Dünyanın gidişatını okuyabilen, hele Türkiye’deki Süfyanî
Deccaliyetin mahiyetini bilen kimse, dahilî mücadelede
kanlı-silâhlı bir boğuşmanın içine girmez.
Girdiği takdirde, gerçek niyeti, hedefi, gayesi ne olursa olsun,
asıl hizmet ettiği şey, işte o Deccaliyetin tâ kendisidir.
Zira, o Süfyanî Deccaliyetin temel gıdası dahilî nifaktır, çatışmadır, boğuşmadır, kanlı fitnedir.
Bu sahada, dünyada üstüne yoktur. Kimse onunla yarışarak galip gelemez.

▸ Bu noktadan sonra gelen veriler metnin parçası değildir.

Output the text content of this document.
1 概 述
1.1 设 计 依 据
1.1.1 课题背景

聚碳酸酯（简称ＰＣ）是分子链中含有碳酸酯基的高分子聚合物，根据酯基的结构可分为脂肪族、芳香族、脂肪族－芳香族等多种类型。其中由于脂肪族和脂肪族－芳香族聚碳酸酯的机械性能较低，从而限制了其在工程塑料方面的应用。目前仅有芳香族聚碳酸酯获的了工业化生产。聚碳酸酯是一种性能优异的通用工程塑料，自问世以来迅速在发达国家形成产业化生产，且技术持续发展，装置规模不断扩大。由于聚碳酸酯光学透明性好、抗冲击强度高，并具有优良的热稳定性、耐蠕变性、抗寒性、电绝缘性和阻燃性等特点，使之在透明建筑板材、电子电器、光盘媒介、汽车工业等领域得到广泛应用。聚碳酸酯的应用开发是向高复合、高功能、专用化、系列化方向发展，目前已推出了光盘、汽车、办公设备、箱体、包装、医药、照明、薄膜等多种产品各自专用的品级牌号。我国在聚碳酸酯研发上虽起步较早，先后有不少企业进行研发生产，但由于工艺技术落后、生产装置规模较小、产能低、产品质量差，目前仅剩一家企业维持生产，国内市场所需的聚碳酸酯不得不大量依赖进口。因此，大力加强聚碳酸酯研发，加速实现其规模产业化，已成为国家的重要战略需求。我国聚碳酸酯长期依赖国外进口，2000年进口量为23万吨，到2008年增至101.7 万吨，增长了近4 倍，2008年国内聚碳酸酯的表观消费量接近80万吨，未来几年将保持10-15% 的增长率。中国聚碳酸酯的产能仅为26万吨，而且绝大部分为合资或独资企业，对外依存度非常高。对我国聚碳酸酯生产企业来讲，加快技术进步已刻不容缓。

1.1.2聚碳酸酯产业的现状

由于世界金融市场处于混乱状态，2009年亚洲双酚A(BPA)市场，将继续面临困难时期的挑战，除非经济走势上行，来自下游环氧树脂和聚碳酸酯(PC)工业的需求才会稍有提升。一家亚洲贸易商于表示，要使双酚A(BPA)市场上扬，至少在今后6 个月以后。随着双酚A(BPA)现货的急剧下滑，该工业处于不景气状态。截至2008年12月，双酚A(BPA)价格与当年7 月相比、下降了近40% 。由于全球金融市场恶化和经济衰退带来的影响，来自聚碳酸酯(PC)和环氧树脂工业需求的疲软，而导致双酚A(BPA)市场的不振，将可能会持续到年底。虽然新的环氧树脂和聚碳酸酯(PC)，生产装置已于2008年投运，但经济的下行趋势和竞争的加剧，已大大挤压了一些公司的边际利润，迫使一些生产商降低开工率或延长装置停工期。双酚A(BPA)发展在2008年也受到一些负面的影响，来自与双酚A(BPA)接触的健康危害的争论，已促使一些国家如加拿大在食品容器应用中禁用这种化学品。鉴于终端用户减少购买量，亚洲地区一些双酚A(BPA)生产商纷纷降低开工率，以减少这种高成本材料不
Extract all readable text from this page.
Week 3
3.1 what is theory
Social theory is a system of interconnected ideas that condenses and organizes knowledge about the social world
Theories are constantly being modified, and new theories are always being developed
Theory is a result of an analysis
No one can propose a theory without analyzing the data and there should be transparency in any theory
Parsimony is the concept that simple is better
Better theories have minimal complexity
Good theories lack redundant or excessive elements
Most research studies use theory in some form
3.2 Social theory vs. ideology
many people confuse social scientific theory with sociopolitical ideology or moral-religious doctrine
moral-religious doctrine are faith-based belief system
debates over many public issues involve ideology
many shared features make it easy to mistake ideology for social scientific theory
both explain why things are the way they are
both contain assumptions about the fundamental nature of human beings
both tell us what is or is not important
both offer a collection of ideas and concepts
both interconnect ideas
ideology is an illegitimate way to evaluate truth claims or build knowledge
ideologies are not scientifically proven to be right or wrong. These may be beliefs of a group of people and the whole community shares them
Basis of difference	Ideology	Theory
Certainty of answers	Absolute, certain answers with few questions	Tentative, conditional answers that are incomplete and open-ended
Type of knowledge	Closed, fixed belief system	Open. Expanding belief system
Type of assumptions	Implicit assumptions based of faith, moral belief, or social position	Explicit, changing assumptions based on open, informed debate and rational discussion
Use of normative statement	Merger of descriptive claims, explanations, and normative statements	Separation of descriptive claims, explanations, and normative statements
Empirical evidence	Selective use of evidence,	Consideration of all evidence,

Dolayısyla, mâsumları vuran, onların canına malına zarar veren her hareket, o fitnekâr cereyanın nâm-ı hesabına geçer.
* * *
Bu nifak ve şikak karakterli cereyanın, ayrıca çok değişik renk ve şekilde türlü türlü maskeleri var.
Yüzüne o maskeleri geçirerek, çok rahat şekilde Türklerle Kürtleri, Alevilerle Sünnileri, halk ile devleti karşı karşıya getirtip çarpıştırabiliyor. Aralarında derin husûmetlere yol açacak fitne kazanlarını kaynatabiliyor.